O ano não foi bom para a indústria amazonense. Nem os mais pessimistas esperavam uma desaceleração tão expressiva no cenário econômico do País e, consequentemente, no Polo Industrial de Manaus (PIM), em especial no setor de duas rodas que, desde 2009, amarga perdas nas vendas.

Com o fim de 2014 e uma perspectiva de fechar as contas no vermelho (queda calculada em 3,5% frente a 2013), a expectativa é de um 2015 problemático para o segmento no Estado. A avaliação foi feita por representantes do setor no Amazonas ouvidos por A CRÍTICA.

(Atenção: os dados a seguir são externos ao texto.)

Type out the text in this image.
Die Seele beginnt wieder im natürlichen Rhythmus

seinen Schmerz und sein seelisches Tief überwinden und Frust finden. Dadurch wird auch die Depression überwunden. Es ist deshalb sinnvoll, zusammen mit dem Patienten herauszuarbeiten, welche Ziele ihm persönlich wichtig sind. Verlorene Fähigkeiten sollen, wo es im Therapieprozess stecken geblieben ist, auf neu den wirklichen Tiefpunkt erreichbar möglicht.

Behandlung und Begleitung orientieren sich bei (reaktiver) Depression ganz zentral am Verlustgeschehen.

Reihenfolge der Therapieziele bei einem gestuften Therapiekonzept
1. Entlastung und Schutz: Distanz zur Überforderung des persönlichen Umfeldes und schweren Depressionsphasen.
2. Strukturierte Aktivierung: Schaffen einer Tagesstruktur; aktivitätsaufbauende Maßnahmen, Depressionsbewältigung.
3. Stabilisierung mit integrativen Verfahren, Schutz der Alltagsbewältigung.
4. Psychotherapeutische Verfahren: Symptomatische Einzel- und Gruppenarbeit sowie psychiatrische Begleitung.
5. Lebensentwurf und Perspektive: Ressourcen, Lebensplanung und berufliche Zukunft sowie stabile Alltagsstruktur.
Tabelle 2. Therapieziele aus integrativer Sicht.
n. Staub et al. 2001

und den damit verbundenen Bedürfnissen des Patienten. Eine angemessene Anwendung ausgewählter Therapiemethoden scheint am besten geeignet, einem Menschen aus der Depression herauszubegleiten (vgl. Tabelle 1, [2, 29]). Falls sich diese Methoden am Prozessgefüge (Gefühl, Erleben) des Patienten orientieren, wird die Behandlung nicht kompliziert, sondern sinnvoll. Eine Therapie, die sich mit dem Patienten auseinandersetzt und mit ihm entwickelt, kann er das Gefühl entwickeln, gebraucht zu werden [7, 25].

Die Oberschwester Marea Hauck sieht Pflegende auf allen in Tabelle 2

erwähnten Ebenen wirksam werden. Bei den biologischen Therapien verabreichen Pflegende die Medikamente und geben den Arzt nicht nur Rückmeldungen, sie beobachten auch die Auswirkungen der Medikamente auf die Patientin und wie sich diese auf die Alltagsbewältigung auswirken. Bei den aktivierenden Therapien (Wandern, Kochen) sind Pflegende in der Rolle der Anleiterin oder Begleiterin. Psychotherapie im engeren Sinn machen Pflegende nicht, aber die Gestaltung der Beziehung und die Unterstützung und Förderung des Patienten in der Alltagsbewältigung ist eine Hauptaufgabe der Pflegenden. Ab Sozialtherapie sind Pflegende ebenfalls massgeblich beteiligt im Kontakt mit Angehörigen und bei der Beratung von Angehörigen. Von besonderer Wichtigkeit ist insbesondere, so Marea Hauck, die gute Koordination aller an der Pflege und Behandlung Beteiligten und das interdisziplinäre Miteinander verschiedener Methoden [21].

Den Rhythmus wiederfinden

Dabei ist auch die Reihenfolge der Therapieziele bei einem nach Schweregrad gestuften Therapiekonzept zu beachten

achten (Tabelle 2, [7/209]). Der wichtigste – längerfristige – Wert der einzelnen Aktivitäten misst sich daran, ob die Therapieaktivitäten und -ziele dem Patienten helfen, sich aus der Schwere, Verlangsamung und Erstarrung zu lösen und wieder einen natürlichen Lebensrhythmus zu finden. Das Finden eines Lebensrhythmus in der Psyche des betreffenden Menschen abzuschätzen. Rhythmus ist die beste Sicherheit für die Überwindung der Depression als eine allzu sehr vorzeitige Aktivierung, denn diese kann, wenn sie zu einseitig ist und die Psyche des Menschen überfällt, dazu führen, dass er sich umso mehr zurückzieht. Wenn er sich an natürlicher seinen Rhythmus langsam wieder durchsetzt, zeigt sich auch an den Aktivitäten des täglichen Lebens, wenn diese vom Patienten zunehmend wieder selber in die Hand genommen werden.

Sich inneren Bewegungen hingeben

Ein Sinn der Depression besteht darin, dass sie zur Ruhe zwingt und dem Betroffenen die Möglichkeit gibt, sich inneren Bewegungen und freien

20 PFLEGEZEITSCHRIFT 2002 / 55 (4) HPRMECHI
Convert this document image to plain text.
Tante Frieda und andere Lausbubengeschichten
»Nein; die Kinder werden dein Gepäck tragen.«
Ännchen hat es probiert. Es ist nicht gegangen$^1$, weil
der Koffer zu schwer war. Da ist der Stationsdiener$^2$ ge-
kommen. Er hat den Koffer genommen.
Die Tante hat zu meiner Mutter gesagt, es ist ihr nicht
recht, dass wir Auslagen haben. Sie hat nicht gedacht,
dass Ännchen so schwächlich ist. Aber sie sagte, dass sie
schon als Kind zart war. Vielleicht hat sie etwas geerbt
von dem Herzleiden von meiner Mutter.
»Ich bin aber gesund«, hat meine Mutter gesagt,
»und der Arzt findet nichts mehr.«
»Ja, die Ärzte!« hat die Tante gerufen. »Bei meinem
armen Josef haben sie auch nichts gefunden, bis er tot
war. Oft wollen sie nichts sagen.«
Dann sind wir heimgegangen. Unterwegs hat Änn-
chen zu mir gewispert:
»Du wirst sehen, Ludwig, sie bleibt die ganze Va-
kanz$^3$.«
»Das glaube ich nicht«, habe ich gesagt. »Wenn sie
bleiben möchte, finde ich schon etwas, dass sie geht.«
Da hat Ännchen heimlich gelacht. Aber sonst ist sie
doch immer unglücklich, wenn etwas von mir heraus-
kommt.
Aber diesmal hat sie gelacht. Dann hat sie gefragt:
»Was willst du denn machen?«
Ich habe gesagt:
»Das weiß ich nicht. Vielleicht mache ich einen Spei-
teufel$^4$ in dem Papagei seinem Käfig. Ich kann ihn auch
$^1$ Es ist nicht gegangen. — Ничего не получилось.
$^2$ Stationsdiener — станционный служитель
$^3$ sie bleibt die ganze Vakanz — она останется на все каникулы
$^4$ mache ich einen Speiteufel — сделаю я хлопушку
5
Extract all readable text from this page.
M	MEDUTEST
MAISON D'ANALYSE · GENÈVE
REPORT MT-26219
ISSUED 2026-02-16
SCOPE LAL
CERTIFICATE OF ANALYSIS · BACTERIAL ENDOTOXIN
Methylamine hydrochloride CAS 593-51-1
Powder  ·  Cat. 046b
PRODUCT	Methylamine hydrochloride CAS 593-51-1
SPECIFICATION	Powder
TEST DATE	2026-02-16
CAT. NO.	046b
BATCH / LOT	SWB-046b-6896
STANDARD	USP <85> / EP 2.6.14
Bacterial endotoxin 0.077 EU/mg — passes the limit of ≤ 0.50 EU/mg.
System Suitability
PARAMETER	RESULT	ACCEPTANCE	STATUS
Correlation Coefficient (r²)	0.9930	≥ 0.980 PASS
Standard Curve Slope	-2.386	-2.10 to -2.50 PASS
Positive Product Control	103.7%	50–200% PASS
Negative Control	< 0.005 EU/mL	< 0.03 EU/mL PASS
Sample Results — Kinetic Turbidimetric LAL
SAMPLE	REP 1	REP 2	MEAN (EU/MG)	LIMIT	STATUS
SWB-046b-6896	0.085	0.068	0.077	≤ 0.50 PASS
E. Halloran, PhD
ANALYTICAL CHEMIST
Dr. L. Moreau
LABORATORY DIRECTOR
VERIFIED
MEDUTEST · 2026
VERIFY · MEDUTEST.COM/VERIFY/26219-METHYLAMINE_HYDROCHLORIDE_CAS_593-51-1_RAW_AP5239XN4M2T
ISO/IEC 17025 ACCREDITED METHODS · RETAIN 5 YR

O Presidente da Federação das Indústrias do Estado do Amazonas (Fieam), Antônio Silva, prevê um início de 2015 com turbulências para o setor. “Vai ser um início de ano com forte arrocho econômico em função da inflação alta, que desestabiliza o cenário geral de investimentos e a segurança jurídica”, elencou.

Segundo ele, a indústria local também deve seguir enfrentando problemas de concessão de crédito para a compra de motocicletas e não poderá evitar desafios como o da reforma do Imposto sobre a Circulação de Mercadorias e Serviços (ICMS), que pode levar o amazonas a baixar alíquota do imposto de 12% para 10%. “Há indícios de que 2015 pode ser ainda mais desafiador do que 2014”, pontuou.

Já o superintendente interino da superintendência da Zona Franca de Manaus (Suframa), Gustavo Igrejas, afirmou ser cedo para se fazer um prognóstico seguro, mas adiantou que a ideia é pelo menos manter o faturamento do próximo ano no mesmo nível de 2014. “Precisamos que 2015 comece efetivamente para sabermos as regras da política econômica brasileira e só depois traçar nosso plano de ação, de acordo com a realidade posta”, ponderou.

Desafios

Apesar dos problemas, todos concordam que será um ano de desafios. Para o presidente do Centro da Indústria do Estado do Amazonas (Cieam), Wilson Périco, será um momento delicado.  “Nenhuma mudança no cenário atual indica que 2015 será melhor que 2014 para a indústria em geral. Será um ano delicado e que coloca o setor à mercê dos rumos tomados pelo governo na política econômica do País”, comentou.

Périco classificou 2015 como um ano de ajustes, em especial no que tange ao consumo. “Teremos desafios sérios como a retomada da confiança dos investidores, precisaremos de regras claras sobre inflação, taxa cambial e gastos públicos. Teremos que trabalhar incisivamente na diversificação das atividades do PIM. Apenas com essas ações é que a  a nossa indústria terá força para emplacar novos investimentos e garantir os empregos”, avaliou.